Isatou Sanyang, a disabled herself, said the three-month course (June-August) she undertook at the 5th Advance Women Institute on Leadership and Disability (WILD) covered lessons that would hone the skills and ability of its participants to discharge their responsibilities with professionalism.
Speaking to this reporter, Mrs Sanyang thanked Mobility International USA (MIUSA) for the support given to her to participate in the course to learn new things and to receive more credentials.
She said she was pleased to return to the US for the second time to attend the disabled women leadership training.

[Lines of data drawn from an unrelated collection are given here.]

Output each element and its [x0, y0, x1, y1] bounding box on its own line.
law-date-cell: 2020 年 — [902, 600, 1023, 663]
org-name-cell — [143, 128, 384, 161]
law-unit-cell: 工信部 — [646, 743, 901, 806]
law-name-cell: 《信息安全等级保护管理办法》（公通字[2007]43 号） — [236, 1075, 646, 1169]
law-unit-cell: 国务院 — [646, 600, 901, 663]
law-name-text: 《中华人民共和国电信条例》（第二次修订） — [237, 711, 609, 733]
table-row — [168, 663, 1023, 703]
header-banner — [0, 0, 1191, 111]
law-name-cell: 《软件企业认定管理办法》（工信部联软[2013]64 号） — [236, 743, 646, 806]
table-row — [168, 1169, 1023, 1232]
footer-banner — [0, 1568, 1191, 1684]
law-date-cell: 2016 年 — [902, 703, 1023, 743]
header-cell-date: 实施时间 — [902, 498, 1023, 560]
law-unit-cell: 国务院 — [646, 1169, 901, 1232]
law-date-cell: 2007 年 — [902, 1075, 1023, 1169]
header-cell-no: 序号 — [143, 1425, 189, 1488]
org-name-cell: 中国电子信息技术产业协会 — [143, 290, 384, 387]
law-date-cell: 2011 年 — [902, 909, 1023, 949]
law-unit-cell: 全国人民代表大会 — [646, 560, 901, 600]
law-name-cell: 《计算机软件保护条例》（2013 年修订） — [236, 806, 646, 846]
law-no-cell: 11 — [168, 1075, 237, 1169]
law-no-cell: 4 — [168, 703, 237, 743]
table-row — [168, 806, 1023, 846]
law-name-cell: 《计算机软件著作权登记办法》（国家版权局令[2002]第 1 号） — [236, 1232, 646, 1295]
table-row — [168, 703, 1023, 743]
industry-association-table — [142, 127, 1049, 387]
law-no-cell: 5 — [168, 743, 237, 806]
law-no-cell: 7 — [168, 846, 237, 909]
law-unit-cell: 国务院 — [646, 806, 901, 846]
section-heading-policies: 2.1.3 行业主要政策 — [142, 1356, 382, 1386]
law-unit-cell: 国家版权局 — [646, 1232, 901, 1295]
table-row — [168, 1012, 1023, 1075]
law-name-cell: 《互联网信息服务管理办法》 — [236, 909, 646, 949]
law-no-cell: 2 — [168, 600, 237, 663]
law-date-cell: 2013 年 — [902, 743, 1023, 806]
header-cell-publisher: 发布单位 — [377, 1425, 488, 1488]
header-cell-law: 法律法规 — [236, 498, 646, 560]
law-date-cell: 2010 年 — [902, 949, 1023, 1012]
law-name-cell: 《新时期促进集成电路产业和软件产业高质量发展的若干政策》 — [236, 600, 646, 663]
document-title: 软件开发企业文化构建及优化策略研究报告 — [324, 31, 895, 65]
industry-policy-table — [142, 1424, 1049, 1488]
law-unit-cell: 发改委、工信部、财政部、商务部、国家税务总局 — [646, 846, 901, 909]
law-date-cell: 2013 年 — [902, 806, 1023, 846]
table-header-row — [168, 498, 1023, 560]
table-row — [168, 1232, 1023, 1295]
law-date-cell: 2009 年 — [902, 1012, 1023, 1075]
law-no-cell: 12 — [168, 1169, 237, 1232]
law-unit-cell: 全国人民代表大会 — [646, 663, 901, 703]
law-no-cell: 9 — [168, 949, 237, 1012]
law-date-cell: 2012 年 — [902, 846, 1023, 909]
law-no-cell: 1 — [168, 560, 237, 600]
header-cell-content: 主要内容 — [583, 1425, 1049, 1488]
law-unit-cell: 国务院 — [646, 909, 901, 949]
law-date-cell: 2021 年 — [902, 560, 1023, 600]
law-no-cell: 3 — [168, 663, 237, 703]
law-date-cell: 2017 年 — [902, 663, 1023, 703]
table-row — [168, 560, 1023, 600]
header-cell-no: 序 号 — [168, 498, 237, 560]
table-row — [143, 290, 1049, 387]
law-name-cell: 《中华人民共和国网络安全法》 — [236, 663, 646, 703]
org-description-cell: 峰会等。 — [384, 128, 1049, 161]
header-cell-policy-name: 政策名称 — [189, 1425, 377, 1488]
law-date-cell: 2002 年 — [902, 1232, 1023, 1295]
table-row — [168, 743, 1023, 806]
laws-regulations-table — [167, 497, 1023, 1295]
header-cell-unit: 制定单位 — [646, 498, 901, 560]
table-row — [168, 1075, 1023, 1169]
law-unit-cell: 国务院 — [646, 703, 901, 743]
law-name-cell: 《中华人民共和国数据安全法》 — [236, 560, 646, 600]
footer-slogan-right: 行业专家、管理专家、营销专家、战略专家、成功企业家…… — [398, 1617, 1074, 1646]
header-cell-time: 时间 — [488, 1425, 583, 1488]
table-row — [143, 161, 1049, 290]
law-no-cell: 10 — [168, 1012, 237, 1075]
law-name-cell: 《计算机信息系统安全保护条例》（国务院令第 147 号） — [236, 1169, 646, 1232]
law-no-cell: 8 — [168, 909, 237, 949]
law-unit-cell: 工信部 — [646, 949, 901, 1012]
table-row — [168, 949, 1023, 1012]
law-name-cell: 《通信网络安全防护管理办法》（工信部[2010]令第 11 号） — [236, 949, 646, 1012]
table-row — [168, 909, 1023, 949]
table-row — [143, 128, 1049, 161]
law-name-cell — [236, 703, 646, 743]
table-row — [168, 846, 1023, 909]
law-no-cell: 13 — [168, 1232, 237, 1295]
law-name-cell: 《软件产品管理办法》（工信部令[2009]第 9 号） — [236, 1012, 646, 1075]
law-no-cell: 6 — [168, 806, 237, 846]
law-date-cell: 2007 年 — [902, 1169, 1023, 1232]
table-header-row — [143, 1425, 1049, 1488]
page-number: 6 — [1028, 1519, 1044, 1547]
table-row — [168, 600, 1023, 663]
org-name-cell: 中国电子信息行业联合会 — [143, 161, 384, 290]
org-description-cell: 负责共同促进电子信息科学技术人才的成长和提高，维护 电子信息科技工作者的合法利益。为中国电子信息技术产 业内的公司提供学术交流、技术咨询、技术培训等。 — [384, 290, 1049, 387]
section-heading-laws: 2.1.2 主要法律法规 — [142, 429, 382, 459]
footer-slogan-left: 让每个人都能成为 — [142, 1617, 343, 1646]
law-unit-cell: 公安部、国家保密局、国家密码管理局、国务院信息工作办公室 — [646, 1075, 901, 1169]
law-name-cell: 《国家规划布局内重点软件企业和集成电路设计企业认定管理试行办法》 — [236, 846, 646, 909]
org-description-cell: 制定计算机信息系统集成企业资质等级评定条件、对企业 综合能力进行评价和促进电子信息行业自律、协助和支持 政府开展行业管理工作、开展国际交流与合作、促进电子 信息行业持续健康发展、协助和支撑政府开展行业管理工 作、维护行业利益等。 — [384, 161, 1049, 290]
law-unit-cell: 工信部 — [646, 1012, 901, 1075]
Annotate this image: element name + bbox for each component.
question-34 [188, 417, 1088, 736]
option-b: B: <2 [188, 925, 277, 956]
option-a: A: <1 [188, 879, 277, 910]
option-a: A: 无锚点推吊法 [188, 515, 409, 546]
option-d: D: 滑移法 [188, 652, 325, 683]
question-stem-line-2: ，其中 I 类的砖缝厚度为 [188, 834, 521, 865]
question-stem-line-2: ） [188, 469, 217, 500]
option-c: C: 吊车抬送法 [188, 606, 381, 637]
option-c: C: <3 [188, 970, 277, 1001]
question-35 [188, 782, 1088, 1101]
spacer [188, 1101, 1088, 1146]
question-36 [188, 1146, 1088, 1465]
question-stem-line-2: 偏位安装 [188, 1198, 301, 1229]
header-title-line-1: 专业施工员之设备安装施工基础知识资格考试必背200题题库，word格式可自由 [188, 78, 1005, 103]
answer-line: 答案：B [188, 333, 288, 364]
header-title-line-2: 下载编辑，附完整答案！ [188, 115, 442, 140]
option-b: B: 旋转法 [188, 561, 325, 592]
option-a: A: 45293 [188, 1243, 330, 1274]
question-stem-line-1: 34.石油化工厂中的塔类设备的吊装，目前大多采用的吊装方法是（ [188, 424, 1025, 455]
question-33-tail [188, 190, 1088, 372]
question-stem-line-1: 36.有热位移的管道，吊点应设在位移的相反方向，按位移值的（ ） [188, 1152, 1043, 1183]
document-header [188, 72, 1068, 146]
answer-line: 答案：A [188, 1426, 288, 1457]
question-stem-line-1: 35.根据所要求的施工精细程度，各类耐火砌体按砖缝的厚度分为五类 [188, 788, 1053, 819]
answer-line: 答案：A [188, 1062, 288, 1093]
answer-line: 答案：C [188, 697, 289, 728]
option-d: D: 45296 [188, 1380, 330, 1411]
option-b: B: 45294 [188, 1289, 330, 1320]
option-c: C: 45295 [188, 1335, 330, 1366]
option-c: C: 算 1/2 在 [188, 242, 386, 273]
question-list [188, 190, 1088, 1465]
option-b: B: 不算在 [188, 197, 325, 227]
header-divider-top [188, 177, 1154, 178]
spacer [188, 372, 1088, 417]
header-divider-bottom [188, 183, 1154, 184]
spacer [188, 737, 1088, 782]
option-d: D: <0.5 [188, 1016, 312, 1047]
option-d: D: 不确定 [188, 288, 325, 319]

This year's advance training, she added, was attended by about sixty disabled women from different countries.
The training, according to Mrs Sanyang, aimed at promoting the rights of disabled women from around the world to empower them, strengthen the voice impact and influence of women, and to advocate for the disabled's organizations and movements internationally.
During the training, we learned a lot on how to work together with disabled women as a family to improve our living condition and to eradicate all forms of discrimination based on gender, sexuality, and religion by bringing marginalised voices and perspectives into the core of our network," she said.
"Women's rights are not only necessary by themselves but are also central to ending the challenges the world faces, eradicating poverty, building peace, and effectively tackling the HIV/AID pandemic." None of these advances, she went on, are possible without a strategy that puts women's rights at the centre.
The activities of the training included presentations by NGOs from different countries and international donor training on gender equality, proposal writing, health for disabled women on how to care for themselves during pregnancy and their babies, importance of interpreter’s service for the deaf, employment, accessibility, education, and gender equality.
"I was lucky to be the only participant from The Gambia who attended this training in 2006 and 2010," she said. "My plans are to work together with disabled women of my country by disseminating what I learnt from the training."
Mrs Sanyang advised other disabled women to believe in themselves, to "engage in something that will build their strength," and to work hard towards the improvement of their living conditions.